Os resultados demonstrando baixa aversão a animais pouco apreciados pode ser interessante, mas provavelmente representa um viés, já que os respondentes são seguidores de páginas que, entre outras coisas, fazem um trabalho de desmistificação desses animais. Por outro lado, soa relevante aparecerem médias tão baixas de aversão em relação a bichos pouco conhecidos e apreciados, num corpus onde a maioria dos participantes não atua ou possui formação em Ciências Biológicas. Para averiguar a influência de um possível viés relacionado à ocupação dos respondentes, foi realizada uma análise comparando as opiniões dos respondentes inseridos, em formação ou atuação profissional, e não inseridos nas Ciências Biológicas. Os resultados obtidos mostraram que não houve diferença significativa entre os dois grupos em relação às suas aversões aos animais citados.
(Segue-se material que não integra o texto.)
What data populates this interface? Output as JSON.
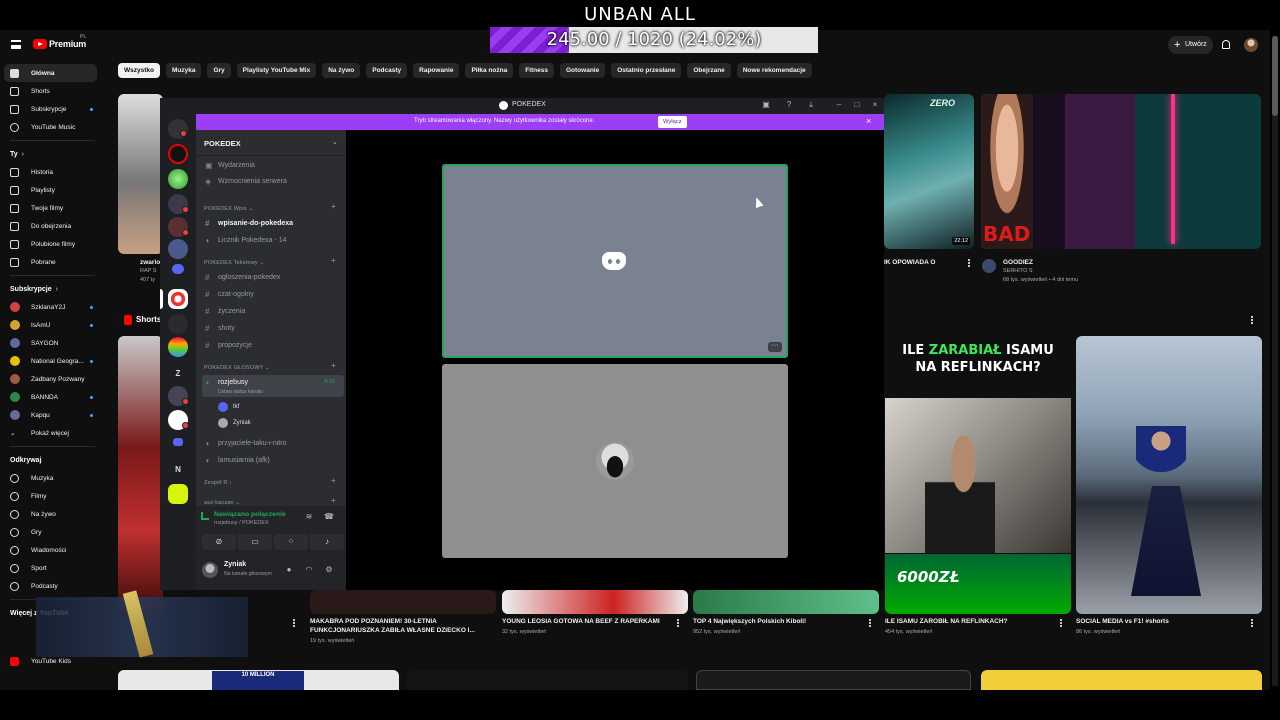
{
  "overlay": {
    "title": "UNBAN ALL",
    "progress_text": "245.00 / 1020 (24.02%)",
    "progress_fraction": 0.2402,
    "accent": "#8a2be2"
  },
  "youtube": {
    "brand": "Premium",
    "region": "PL",
    "create_label": "Utwórz",
    "chips": [
      "Wszystko",
      "Muzyka",
      "Gry",
      "Playlisty YouTube Mix",
      "Na żywo",
      "Podcasty",
      "Rapowanie",
      "Piłka nożna",
      "Fitness",
      "Gotowanie",
      "Ostatnio przesłane",
      "Obejrzane",
      "Nowe rekomendacje"
    ],
    "nav_main": [
      "Główna",
      "Shorts",
      "Subskrypcje",
      "YouTube Music"
    ],
    "you_header": "Ty",
    "nav_you": [
      "Historia",
      "Playlisty",
      "Twoje filmy",
      "Do obejrzenia",
      "Polubione filmy",
      "Pobrane"
    ],
    "subs_header": "Subskrypcje",
    "subs": [
      "SzklanaY2J",
      "IsAmU",
      "SAYGON",
      "National Geogra...",
      "Zadbany Pozwany",
      "BANNDA",
      "Kapqu"
    ],
    "show_more": "Pokaż więcej",
    "explore_header": "Odkrywaj",
    "explore": [
      "Muzyka",
      "Filmy",
      "Na żywo",
      "Gry",
      "Wiadomości",
      "Sport",
      "Podcasty"
    ],
    "more_header": "Więcej z YouTube",
    "more": [
      "YouTube Kids"
    ],
    "shorts_label": "Shorts",
    "videos_top": [
      {
        "title": "zwario",
        "meta1": "RAP S",
        "meta2": "407 ty"
      },
      {
        "title": "IK OPOWIADA O",
        "duration": "22:12"
      },
      {
        "title": "GOODIEZ",
        "channel": "SERHITO S",
        "meta": "68 tys. wyświetleń • 4 dni temu"
      }
    ],
    "videos_bottom": [
      {
        "title": "MAKABRA POD POZNANIEM! 30-LETNIA FUNKCJONARIUSZKA ZABIŁA WŁASNE DZIECKO I...",
        "meta": "19 tys. wyświetleń"
      },
      {
        "title": "YOUNG LEOSIA GOTOWA NA BEEF Z RAPERKAMI",
        "meta": "32 tys. wyświetleń"
      },
      {
        "title": "TOP 4 Największych Polskich Kiboli!",
        "meta": "952 tys. wyświetleń"
      },
      {
        "title": "ILE ISAMU ZAROBIŁ NA REFLINKACH?",
        "meta": "454 tys. wyświetleń"
      },
      {
        "title": "SOCIAL MEDIA vs F1! #shorts",
        "meta": "86 tys. wyświetleń"
      }
    ],
    "thumb_texts": {
      "isamu_line1": "ILE ",
      "isamu_green": "ZARABIAŁ",
      "isamu_line1b": " ISAMU",
      "isamu_line2": "NA REFLINKACH?",
      "isamu_money": "6000ZŁ",
      "bad": "BAD",
      "zero": "ZERO",
      "million": "10 MILLION"
    }
  },
  "discord": {
    "window_title": "POKEDEX",
    "banner_text": "Tryb streamowania włączony. Nazwy użytkownika zostały skrócone.",
    "banner_button": "Wyłącz",
    "server_name": "POKEDEX",
    "top_items": [
      "Wydarzenia",
      "Wzmocnienia serwera"
    ],
    "cat1": "POKEDEX Wpis",
    "cat1_channels": [
      "wpisanie-do-pokedexa",
      "Licznik Pokedexa - 14"
    ],
    "cat2": "POKEDEX Tekstowy",
    "cat2_channels": [
      "ogloszenia-pokedex",
      "czat-ogolny",
      "życzenia",
      "shoty",
      "propozycje"
    ],
    "cat3": "POKEDEX GŁOSOWY",
    "voice_channel": "rozjebusy",
    "voice_timer": "4:03",
    "voice_status": "Ustaw status kanału",
    "voice_users": [
      "tkf",
      "Zyniak"
    ],
    "cat3_more": [
      "przyjaciele-taku-i-nitro",
      "lamusiarnia (afk)"
    ],
    "cat4": "Zespół R",
    "cat5": "asz-kaczan",
    "connection_status": "Nawiązano połączenie",
    "connection_sub": "rozjebusy / POKEDEX",
    "user_name": "Zyniak",
    "user_status": "Na kanale głosowym",
    "guild_letters": [
      "Z",
      "N"
    ],
    "accent_green": "#23a55a",
    "banner_color": "#9b3ef5"
  }
}
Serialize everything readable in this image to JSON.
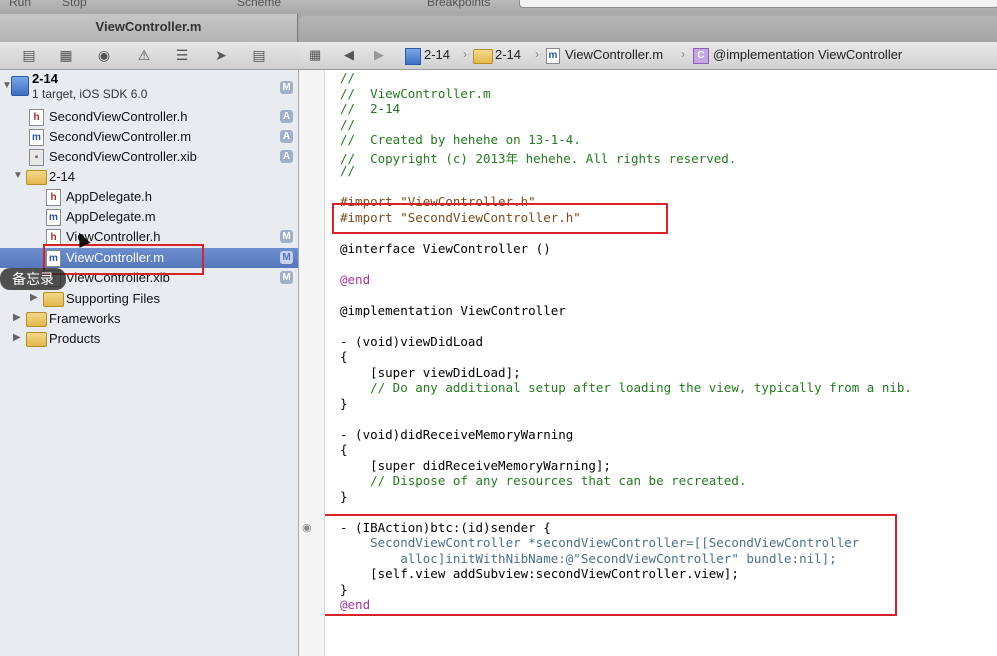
{
  "toolbar": {
    "run": "Run",
    "stop": "Stop",
    "scheme": "Scheme",
    "breakpoints": "Breakpoints"
  },
  "tab": {
    "title": "ViewController.m"
  },
  "navigator": {
    "project": {
      "name": "2-14",
      "subtitle": "1 target, iOS SDK 6.0",
      "badge": "M"
    },
    "items": [
      {
        "name": "SecondViewController.h",
        "icon": "h",
        "badge": "A"
      },
      {
        "name": "SecondViewController.m",
        "icon": "m",
        "badge": "A"
      },
      {
        "name": "SecondViewController.xib",
        "icon": "xib",
        "badge": "A"
      },
      {
        "name": "2-14",
        "icon": "folder",
        "badge": ""
      },
      {
        "name": "AppDelegate.h",
        "icon": "h",
        "badge": ""
      },
      {
        "name": "AppDelegate.m",
        "icon": "m",
        "badge": ""
      },
      {
        "name": "ViewController.h",
        "icon": "h",
        "badge": "M"
      },
      {
        "name": "ViewController.m",
        "icon": "m",
        "badge": "M",
        "selected": true
      },
      {
        "name": "ViewController.xib",
        "icon": "xib",
        "badge": "M"
      },
      {
        "name": "Supporting Files",
        "icon": "folder",
        "badge": ""
      },
      {
        "name": "Frameworks",
        "icon": "folder",
        "badge": ""
      },
      {
        "name": "Products",
        "icon": "folder",
        "badge": ""
      }
    ],
    "tooltip": "备忘录"
  },
  "jumpbar": {
    "crumbs": [
      "2-14",
      "2-14",
      "ViewController.m",
      "@implementation ViewController"
    ]
  },
  "code": {
    "lines": [
      "//",
      "//  ViewController.m",
      "//  2-14",
      "//",
      "//  Created by hehehe on 13-1-4.",
      "//  Copyright (c) 2013年 hehehe. All rights reserved.",
      "//",
      "",
      "#import \"ViewController.h\"",
      "#import \"SecondViewController.h\"",
      "",
      "@interface ViewController ()",
      "",
      "@end",
      "",
      "@implementation ViewController",
      "",
      "- (void)viewDidLoad",
      "{",
      "    [super viewDidLoad];",
      "    // Do any additional setup after loading the view, typically from a nib.",
      "}",
      "",
      "- (void)didReceiveMemoryWarning",
      "{",
      "    [super didReceiveMemoryWarning];",
      "    // Dispose of any resources that can be recreated.",
      "}",
      "",
      "- (IBAction)btc:(id)sender {",
      "    SecondViewController *secondViewController=[[SecondViewController",
      "        alloc]initWithNibName:@\"SecondViewController\" bundle:nil];",
      "    [self.view addSubview:secondViewController.view];",
      "}",
      "@end"
    ]
  },
  "colors": {
    "highlight": "#d8222a",
    "selection": "#5577bd",
    "comment": "#237a1f",
    "keyword": "#a8349a",
    "string": "#c5161d"
  }
}
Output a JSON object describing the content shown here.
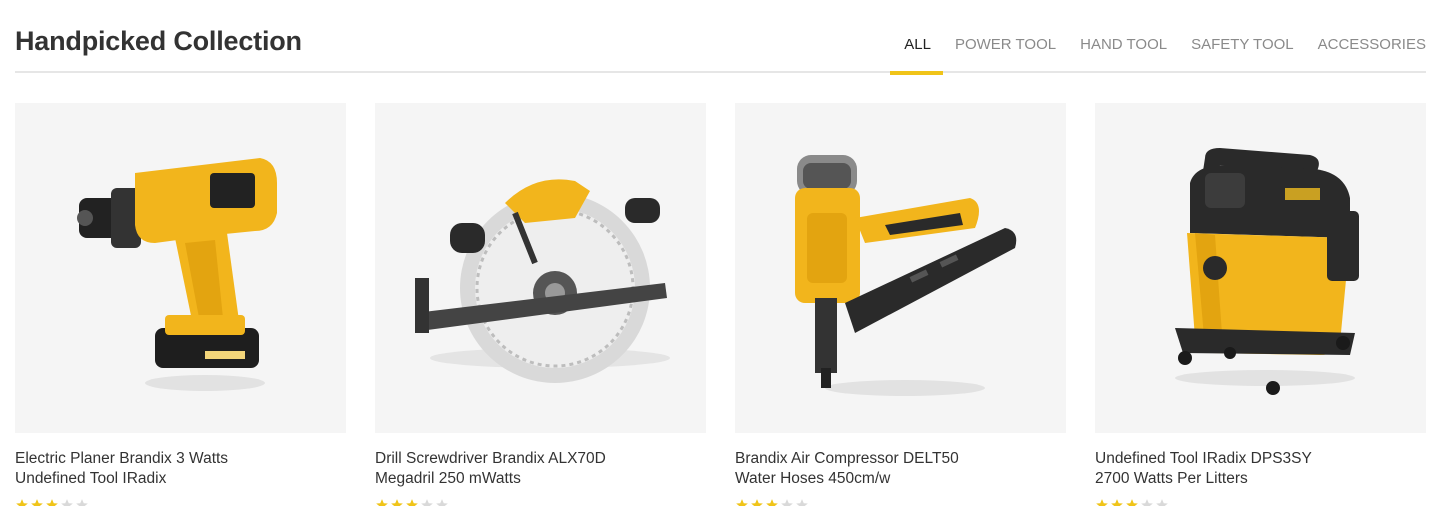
{
  "section": {
    "title": "Handpicked Collection",
    "tabs": [
      {
        "label": "All",
        "active": true
      },
      {
        "label": "Power Tool",
        "active": false
      },
      {
        "label": "Hand Tool",
        "active": false
      },
      {
        "label": "Safety Tool",
        "active": false
      },
      {
        "label": "Accessories",
        "active": false
      }
    ]
  },
  "colors": {
    "accent": "#f0c419",
    "tool_yellow": "#f2b51c",
    "card_bg": "#f5f5f5"
  },
  "products": [
    {
      "name_line1": "Electric Planer Brandix 3 Watts",
      "name_line2": "Undefined Tool IRadix",
      "rating": 3,
      "icon": "cordless-drill-icon"
    },
    {
      "name_line1": "Drill Screwdriver Brandix ALX70D",
      "name_line2": "Megadril 250 mWatts",
      "rating": 3,
      "icon": "circular-saw-icon"
    },
    {
      "name_line1": "Brandix Air Compressor DELT50",
      "name_line2": "Water Hoses 450cm/w",
      "rating": 3,
      "icon": "nail-gun-icon"
    },
    {
      "name_line1": "Undefined Tool IRadix DPS3SY",
      "name_line2": "2700 Watts Per Litters",
      "rating": 3,
      "icon": "wet-dry-vacuum-icon"
    }
  ]
}
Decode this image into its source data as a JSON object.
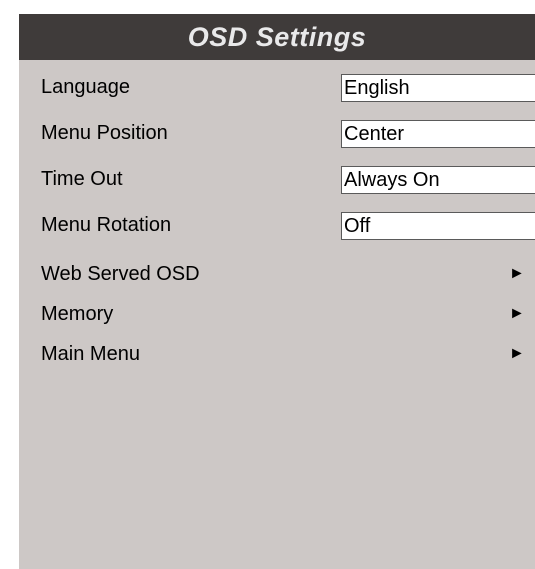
{
  "header": {
    "title": "OSD Settings"
  },
  "settings": [
    {
      "label": "Language",
      "value": "English"
    },
    {
      "label": "Menu Position",
      "value": "Center"
    },
    {
      "label": "Time Out",
      "value": "Always On"
    },
    {
      "label": "Menu Rotation",
      "value": "Off"
    }
  ],
  "submenus": [
    {
      "label": "Web Served OSD",
      "icon": "right-arrow-icon"
    },
    {
      "label": "Memory",
      "icon": "right-arrow-icon"
    },
    {
      "label": "Main Menu",
      "icon": "right-arrow-icon"
    }
  ],
  "arrow_glyph": "►",
  "colors": {
    "header_bg": "#3f3b3a",
    "header_text": "#e9e9ea",
    "panel_bg": "#cdc8c6",
    "field_bg": "#ffffff"
  }
}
4.4 Mudança de comportamento

Para entender se os participantes perceberam uma mudança no próprio comportamento a partir de seu contato com a Trupe Naturalista, foi perguntado se notaram uma diminuição em sua aversão a algum tipo de animal. A maioria (64%) dos respondentes declarou ter tido sua repulsa a algum animal ou grupo de animais reduzida (Tabela 6). Ao pedir que detalhassem quais animais passaram a ser mais estimados, os artrópodes apareceram com cerca de 75% das menções — percentual correspondente ao somatório das citações aos aracnídeos, insetos, miriápodes e outros grupos de artrópodes.

PIC
Tabela 6: Grupos de animais para os quais os respondentes afirmaram ter sua aversão reduzida por seguir a Trupe Naturalista. N = 167. Fonte: elaborado pelos autores.

É interessante frisar que mesmo pessoas inseridas no contexto profissional ou acadêmico das Ciências Biológicas declararam terem sido influenciadas a olhar estes animais com outros olhos, mostrando que há um potencial para mudança positiva de comportamento até mesmo para um público “da biologia”.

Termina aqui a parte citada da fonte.